"Do you believe she can?" asked the schoolmaster, rather startled.

"Why not?" was Hopewell's response. "She has never yet, to my knowledge, failed in anything she has set out to do."

This statement furnished Nelson with another positive shock. Not for a moment had he considered that Janice would accomplish what she had set about doing. It seemed impossible to his mind that a mere girl could get into Mexico and return again with her wounded father. Yet here was Hopewell Drugg implicitly believing in her ultimate success!

Mrs. Scattergood buzzed like a very cross bumblebee. She seemed only too glad that Janice had done something to shock Polktown.

"Wal! what could you expect from a gal that's allus had her own way an' been allowed to go ahead an' boss things the way Janice Day has? I don't approve of these new-fashioned gals. What diff'rent could ye expec'?"

"That's a fac'," agreed Marm Parraday, who chanced to be the recipient of this opinion. "Ye could expec' Janice Day to do just what she done—an' I tell 'em all so. She ain't no namby-pamby, Susie-Sozzles sort of a gal—no, ma'am!

"Lem says he doesn't see how she found the pluck to do it. But it didn't s'prise me none, Miz' Scattergood. A gal that's done what Janice Day has for, and in, Polktown is jest as able to do things down there in Mexico."

"Why, haow you talk!" gasped Mrs. Scattergood, finding to her amazement that the hotel-keeper's wife did not at all agree with her opinion of Janice. "She's nothin' but a gal. In aour day——"

"Ye-as, I know," admitted Marm Parraday. "When we was gals women's rights and women's doin's warn't much hearn tell on.
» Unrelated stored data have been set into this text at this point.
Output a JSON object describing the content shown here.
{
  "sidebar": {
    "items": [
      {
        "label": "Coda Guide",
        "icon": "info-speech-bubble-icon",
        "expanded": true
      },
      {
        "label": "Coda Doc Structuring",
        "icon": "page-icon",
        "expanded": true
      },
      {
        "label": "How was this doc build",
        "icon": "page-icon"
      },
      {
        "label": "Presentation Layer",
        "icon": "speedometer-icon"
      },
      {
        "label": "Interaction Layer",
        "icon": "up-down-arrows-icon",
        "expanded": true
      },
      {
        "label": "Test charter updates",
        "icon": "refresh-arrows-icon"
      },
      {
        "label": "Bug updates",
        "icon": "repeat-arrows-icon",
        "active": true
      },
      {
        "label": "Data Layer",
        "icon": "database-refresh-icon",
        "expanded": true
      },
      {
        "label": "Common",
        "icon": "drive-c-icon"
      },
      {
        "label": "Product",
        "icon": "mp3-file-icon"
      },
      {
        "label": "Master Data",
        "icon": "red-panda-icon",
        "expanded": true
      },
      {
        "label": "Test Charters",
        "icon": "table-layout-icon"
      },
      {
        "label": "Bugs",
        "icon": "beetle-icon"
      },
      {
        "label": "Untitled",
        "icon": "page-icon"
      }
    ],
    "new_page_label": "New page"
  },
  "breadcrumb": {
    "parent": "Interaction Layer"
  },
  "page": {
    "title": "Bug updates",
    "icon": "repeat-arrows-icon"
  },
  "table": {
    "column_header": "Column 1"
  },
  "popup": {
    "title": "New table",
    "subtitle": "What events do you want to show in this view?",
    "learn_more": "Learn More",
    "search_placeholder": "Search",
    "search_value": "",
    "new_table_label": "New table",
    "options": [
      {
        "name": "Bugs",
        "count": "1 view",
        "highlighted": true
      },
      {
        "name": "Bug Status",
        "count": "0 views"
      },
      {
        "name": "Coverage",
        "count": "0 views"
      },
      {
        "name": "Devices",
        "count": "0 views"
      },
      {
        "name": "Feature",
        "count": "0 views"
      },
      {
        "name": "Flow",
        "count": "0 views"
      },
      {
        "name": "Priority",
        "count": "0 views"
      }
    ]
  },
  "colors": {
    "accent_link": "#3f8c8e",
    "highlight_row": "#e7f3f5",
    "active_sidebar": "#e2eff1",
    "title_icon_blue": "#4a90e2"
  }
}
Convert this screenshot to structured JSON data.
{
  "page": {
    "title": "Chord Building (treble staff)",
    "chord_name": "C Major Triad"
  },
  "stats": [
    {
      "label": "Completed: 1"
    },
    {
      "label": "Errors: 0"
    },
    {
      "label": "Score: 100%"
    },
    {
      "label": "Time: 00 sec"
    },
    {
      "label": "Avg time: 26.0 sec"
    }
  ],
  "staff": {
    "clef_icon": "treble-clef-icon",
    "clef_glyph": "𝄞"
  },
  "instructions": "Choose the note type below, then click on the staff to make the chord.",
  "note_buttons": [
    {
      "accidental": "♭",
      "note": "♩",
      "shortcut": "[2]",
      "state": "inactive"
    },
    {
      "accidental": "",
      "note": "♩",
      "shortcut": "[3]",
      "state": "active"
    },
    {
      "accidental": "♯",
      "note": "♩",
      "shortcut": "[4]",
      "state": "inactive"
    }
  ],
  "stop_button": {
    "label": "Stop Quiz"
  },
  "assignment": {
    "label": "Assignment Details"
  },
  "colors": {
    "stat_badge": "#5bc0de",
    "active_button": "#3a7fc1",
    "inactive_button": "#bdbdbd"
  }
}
Still, Miz' Scattergood, I wasn't so meek as I know on. But mebbe, women was mostly chattels—like horses an'—an' chickens. But if that was so, that day's gone by, thanks be! An' it's gone by in Polktown a deal because of this same Janice Day. Oh, yes! I know what she's done here, an' all about it. Mebbe she didn't know she was a-doin' of it. But if Polktown ever erects a statue to the one person more than another that 'woke it up, it'll hafter be the figger of jest a gal, with a strapful o' schoolbooks in one hand, the other hand held out friendly-like, and that queer, sweetenin' little smile of Janice on its face."

Yes, Janice and what she had done was the single topic of conversation all over town that night. Those who knew her best did not call her mission a "silly, child's trick." Oh, no, indeed!